Proposed Regulatory Adaptations: To enable the implementation of AI agents, policymakers and regulatory authorities will need to modify existing frameworks or develop new ones, aiming to minimize patient harm and provide clear requirements for safe innovation.
Minor to Medium Changes: Approaches could include the rational extension of "enforcement discretion" (where authorities choose not to enforce certain regulatory requirements for medical devices) or the risk-based qualification of certain devices as "non-medical devices". However, a blanket approach for sophisticated AI agents is unlikely given their potential impact.

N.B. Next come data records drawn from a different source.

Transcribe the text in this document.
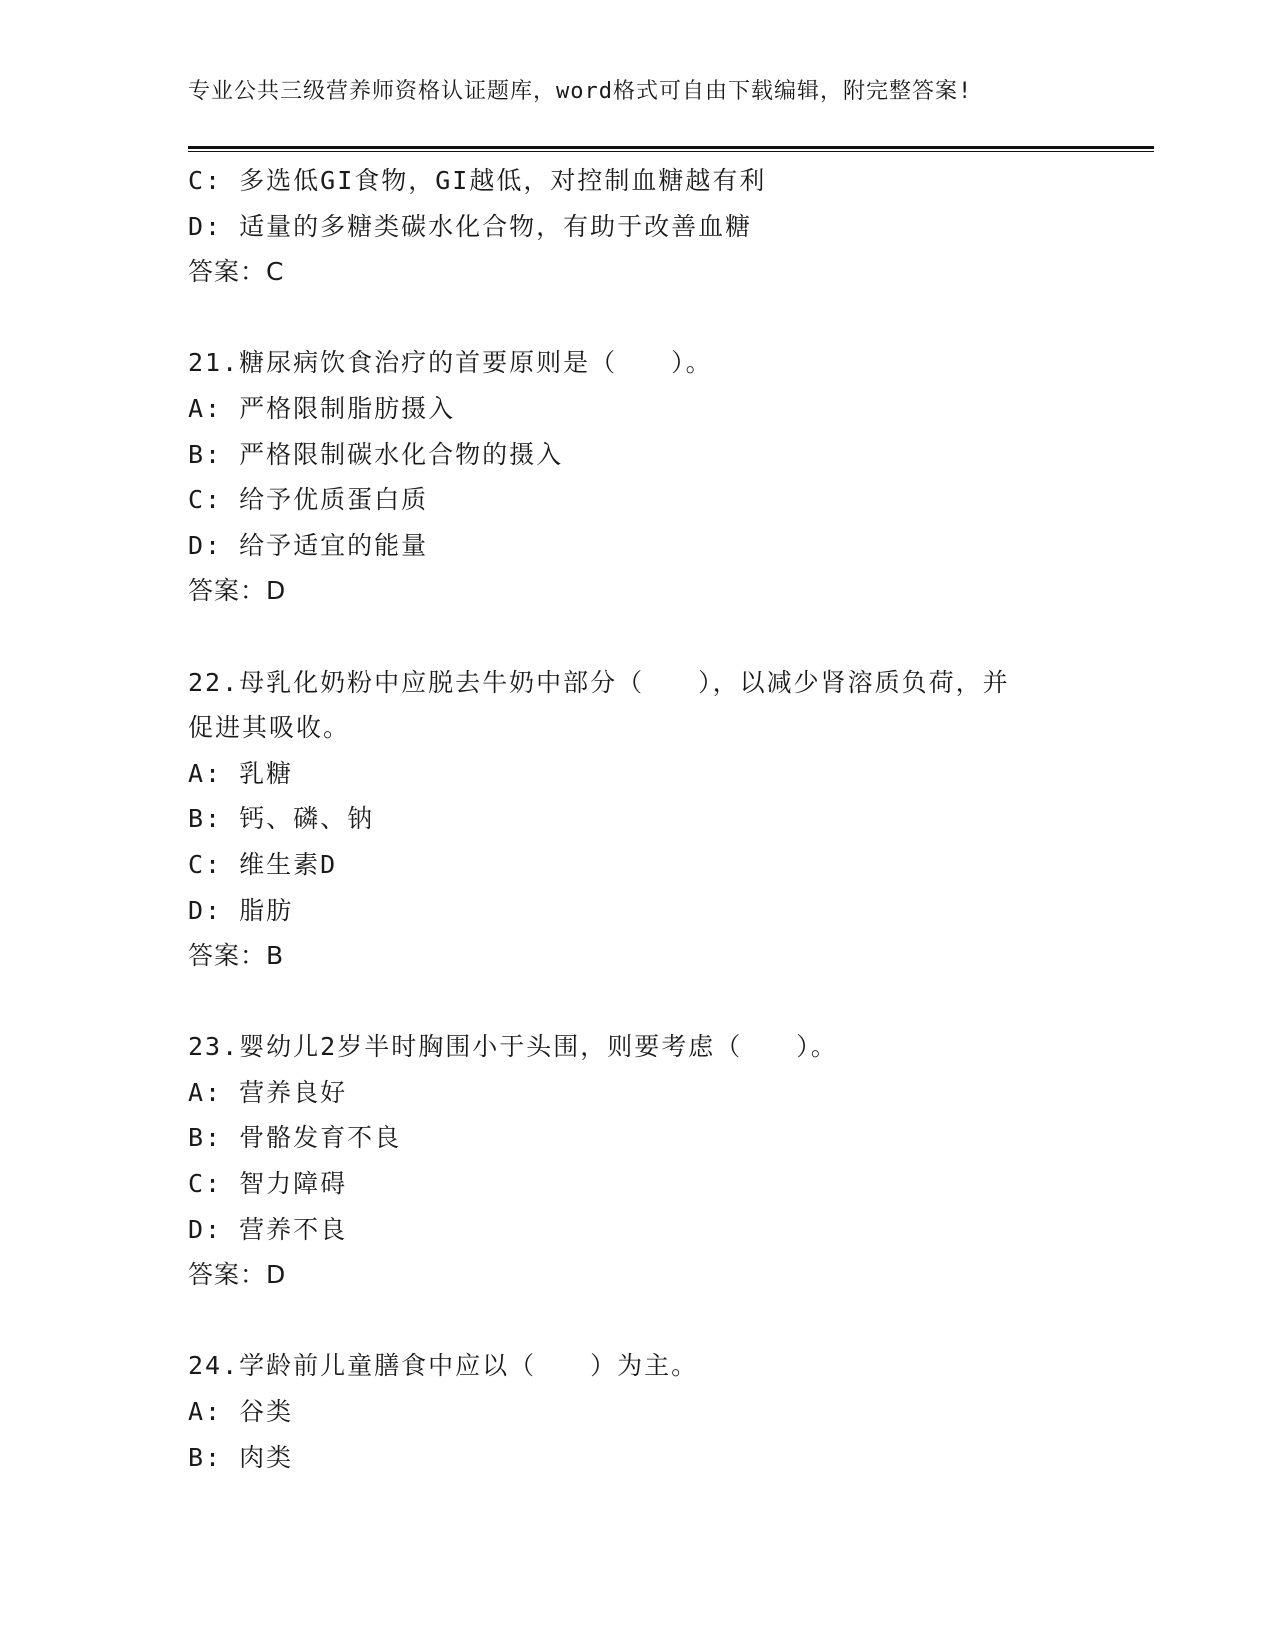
专业公共三级营养师资格认证题库，word格式可自由下载编辑，附完整答案!
C: 多选低GI食物，GI越低，对控制血糖越有利
D: 适量的多糖类碳水化合物，有助于改善血糖
答案：C
21.糖尿病饮食治疗的首要原则是（　　）。
A: 严格限制脂肪摄入
B: 严格限制碳水化合物的摄入
C: 给予优质蛋白质
D: 给予适宜的能量
答案：D
22.母乳化奶粉中应脱去牛奶中部分（　　），以减少肾溶质负荷，并
促进其吸收。
A: 乳糖
B: 钙、磷、钠
C: 维生素D
D: 脂肪
答案：B
23.婴幼儿2岁半时胸围小于头围，则要考虑（　　）。
A: 营养良好
B: 骨骼发育不良
C: 智力障碍
D: 营养不良
答案：D
24.学龄前儿童膳食中应以（　　）为主。
A: 谷类
B: 肉类
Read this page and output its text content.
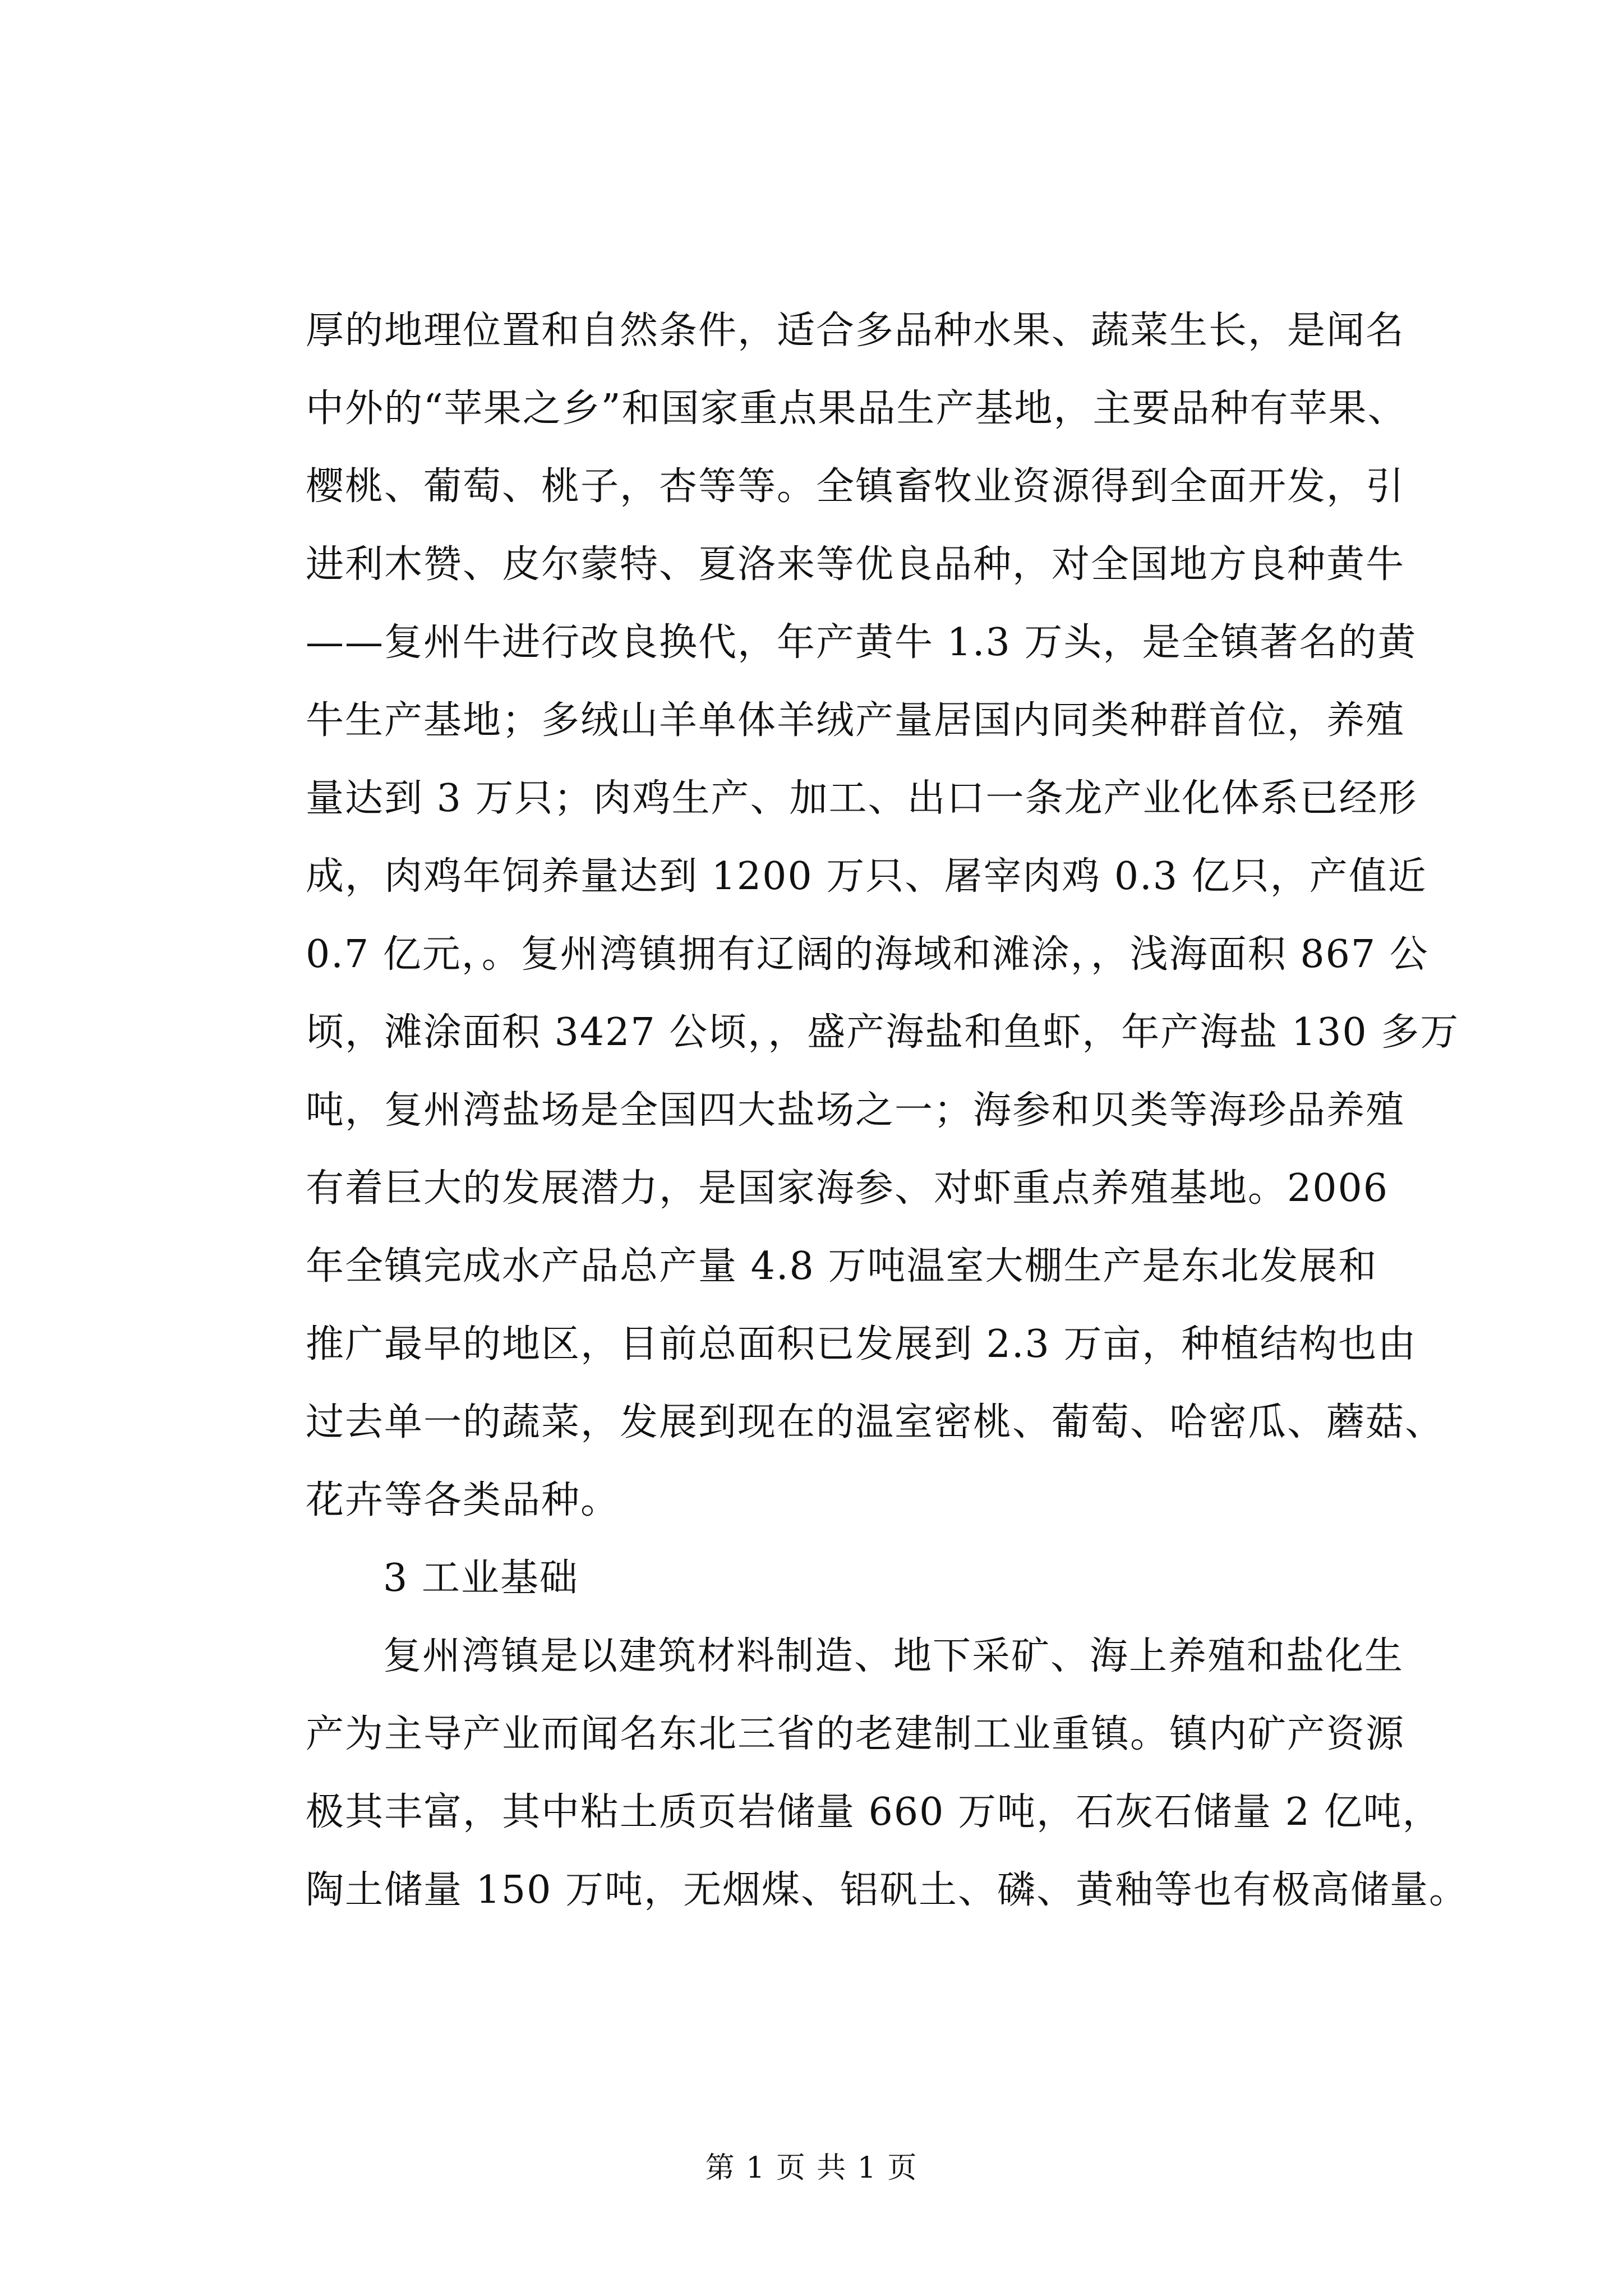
厚的地理位置和自然条件，适合多品种水果、蔬菜生长，是闻名
中外的“苹果之乡”和国家重点果品生产基地，主要品种有苹果、
樱桃、葡萄、桃子，杏等等。全镇畜牧业资源得到全面开发，引
进利木赞、皮尔蒙特、夏洛来等优良品种，对全国地方良种黄牛
——复州牛进行改良换代，年产黄牛 1.3 万头，是全镇著名的黄
牛生产基地；多绒山羊单体羊绒产量居国内同类种群首位，养殖
量达到 3 万只；肉鸡生产、加工、出口一条龙产业化体系已经形
成，肉鸡年饲养量达到 1200 万只、屠宰肉鸡 0.3 亿只，产值近
0.7 亿元，。复州湾镇拥有辽阔的海域和滩涂，，浅海面积 867 公
顷，滩涂面积 3427 公顷，，盛产海盐和鱼虾，年产海盐 130 多万
吨，复州湾盐场是全国四大盐场之一；海参和贝类等海珍品养殖
有着巨大的发展潜力，是国家海参、对虾重点养殖基地。2006
年全镇完成水产品总产量 4.8 万吨温室大棚生产是东北发展和
推广最早的地区，目前总面积已发展到 2.3 万亩，种植结构也由
过去单一的蔬菜，发展到现在的温室密桃、葡萄、哈密瓜、蘑菇、
花卉等各类品种。
3 工业基础
复州湾镇是以建筑材料制造、地下采矿、海上养殖和盐化生
产为主导产业而闻名东北三省的老建制工业重镇。镇内矿产资源
极其丰富，其中粘土质页岩储量 660 万吨，石灰石储量 2 亿吨，
陶土储量 150 万吨，无烟煤、铝矾土、磷、黄釉等也有极高储量。
第 1 页 共 1 页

Alternative Regulatory Pathways: The development of frameworks explicitly designed for AI-enabled medical devices has been proposed. These "voluntary alternative pathways" could be tailored to specific product types like GenAI or AI agents, enabling the use of novel evaluation approaches. "Adaptive pathways" represent a shift from static pre-market approval to dynamic oversight, involving real-world performance data and iterative updates, which is particularly relevant for agentic AI systems whose risk profiles are fully understood post-deployment.
More Progressive Ideas: One radical idea is to regulate GenAI applications analogously to human clinicians, involving structured "training" processes, tailored assessments, supervised real-life practice, and periodic re-evaluation. This approach, while compelling, raises critical questions about accountability, requiring mechanisms such as obligatory public registries, certification schemes, or financial surety bonds.
Ultimately, while GenAI models have initiated substantial developments in healthcare, the full potential of AI agents with their autonomy, adaptability, and broader scope is expected to drive the next transformation. However, achieving this will necessitate bold and forward-thinking reforms to current regulatory frameworks. Regulators must proactively prepare to balance safeguarding patient safety with promoting responsible innovation.